Por Ricardo Campos, docente nas áreas de proteção de dados, regulação de serviços digitais e direito público na audiências públicas e nas comissões no Congresso Nacional e em tribunais superiores para discussão de temas ligados ao direito e à tecnologia.
A UIT, agência das Nações Unidas especializada em tecnologias da informação e da comunicação, publicou o relatório Measuring digital development, que estimou que, em 2022, apenas 66% da população estava on-line, resultando em cerca de 2,7 bilhões de pessoas não conectadas. No contexto brasileiro, a pesquisa TIC Domicílios 2023, realizada pelo Cetic.br, Centro Regional de Estudos para o Desenvolvimento da Sociedade da Informação, revelou que 84% dos domicílios contavam com acesso à internet. Apesar dos avanços observados nos últimos anos, persistem grandes desigualdades em relação a áreas rurais e remotas e a famílias de baixa renda, se comparadas a áreas urbanas e a famílias de classes mais altas. Ainda, marcadores como raça, gênero e idade têm sido relevantes para se analisar o problema do hiato digital.

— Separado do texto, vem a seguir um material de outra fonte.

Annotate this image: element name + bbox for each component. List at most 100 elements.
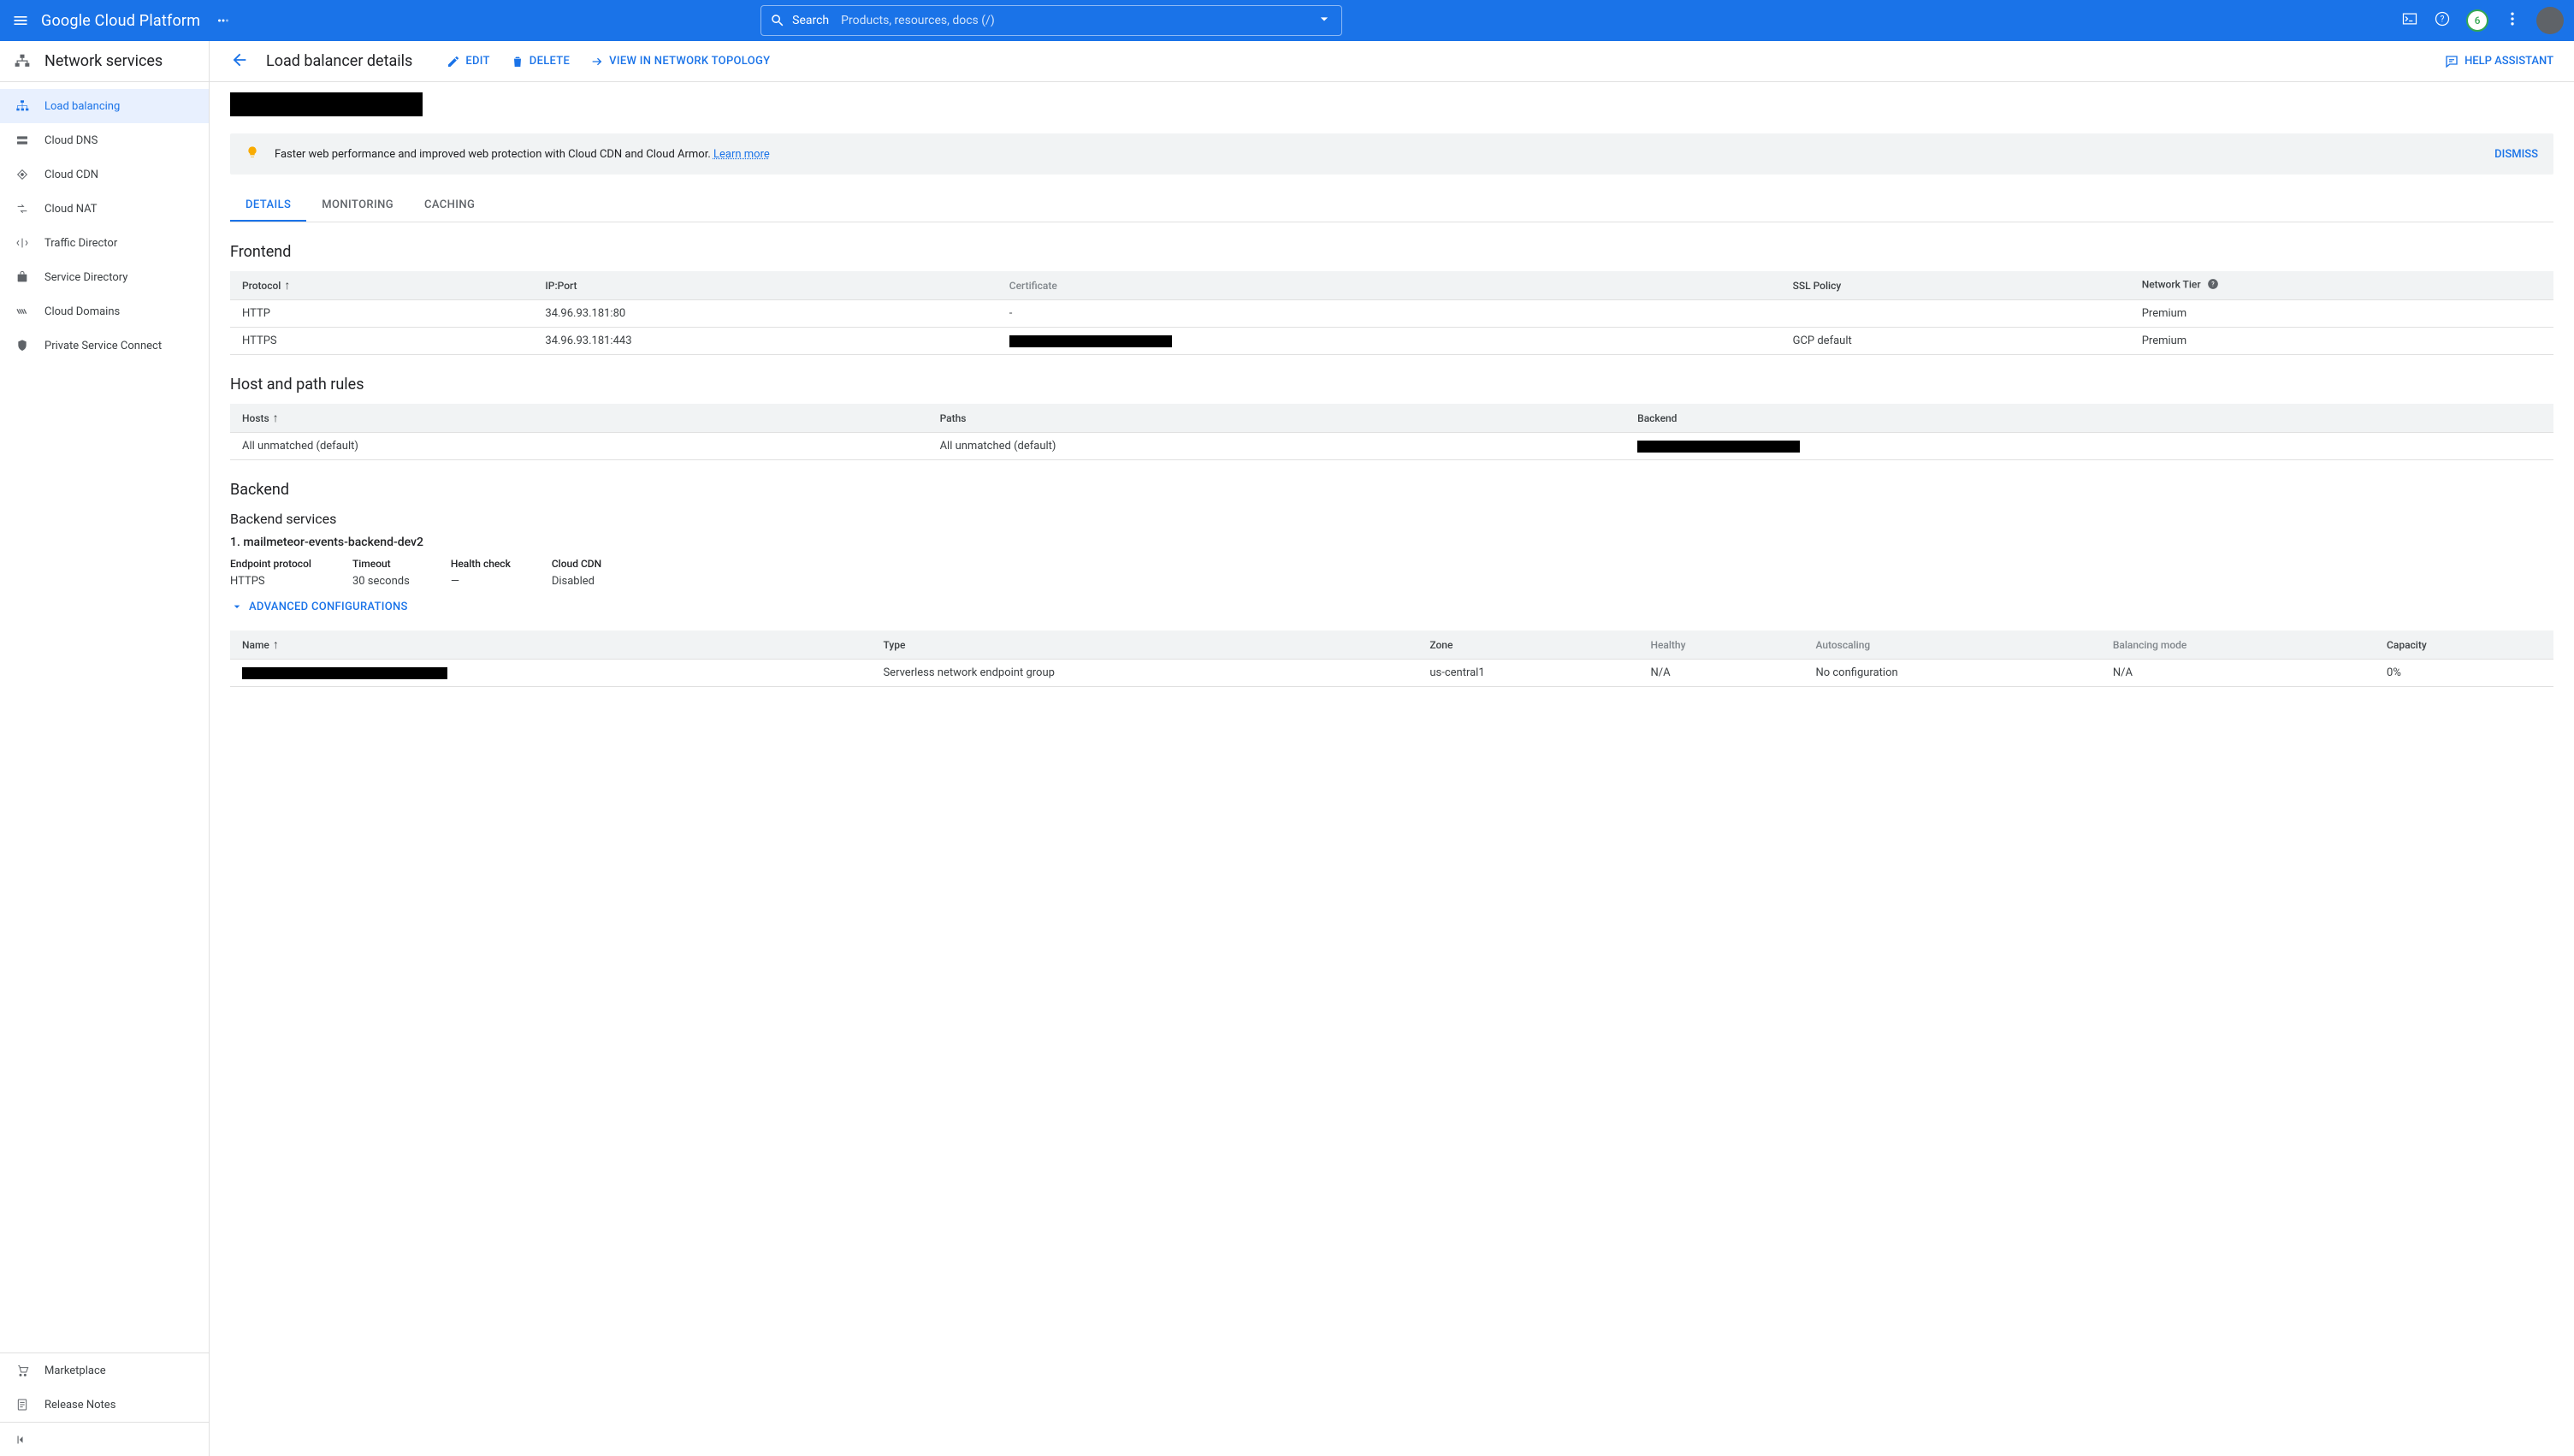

Especialmente durante a pandemia de covid-19, a essencialidade da internet banda larga para o exercício de direitos básicos e para o acesso de serviços essenciais tornou ainda mais urgente universalizar a conexão de qualidade. Sobre isso, vale destacar o conceito de conectividade significativa, que está na ordem do dia e tem ganhado cada vez mais espaço nos debates sobre políticas públicas de inclusão digital, constituindo, inclusive, um dos principais temas nas recentes discussões do G20. O conceito visa estabelecer padrões mínimos relativos à cobertura e à qualidade da conectividade, considerando que o acesso, se precário, não garante aos cidadãos uma experiência on-line satisfatória, segura e produtiva.
Esse cenário coloca para os governos e os Estados o desafio de buscar soluções para alcançar as metas de universalização previstas — no caso do Brasil, por exemplo, pelo Plano Estratégico da Anatel 2023-2027 e pelo Plano Plurianual 2020-2023. É fundamental, nesse contexto, voltar o olhar para a infraestrutura que dá base a todo o funcionamento da internet e que, portanto, pode ser entendida como o pré-requisito para se alcançar todas as outras fases da inclusão digital. E é diante disso que tem sido discutido, nos últimos anos, o chamado fair share no setor das telecomunicações, que visa repensar o atual modelo de custos relativos à infraestrutura física que suporta o tráfego da internet. Hoje, tais custos recaem exclusivamente sobre as empresas de telecomunicações e os usuários finais, não incluindo as grandes empresas de tecnologia, responsáveis por mais de 50% do volume de dados da internet e quem de fato extrai uma mais valia significativa dessa infraestrutura na nova economia orientada por dados. Ou seja, a despeito de usufruírem e se beneficiarem de tal infraestrutura, atingindo crescentes lucros ano após ano, não se responsabilizam por seus ônus.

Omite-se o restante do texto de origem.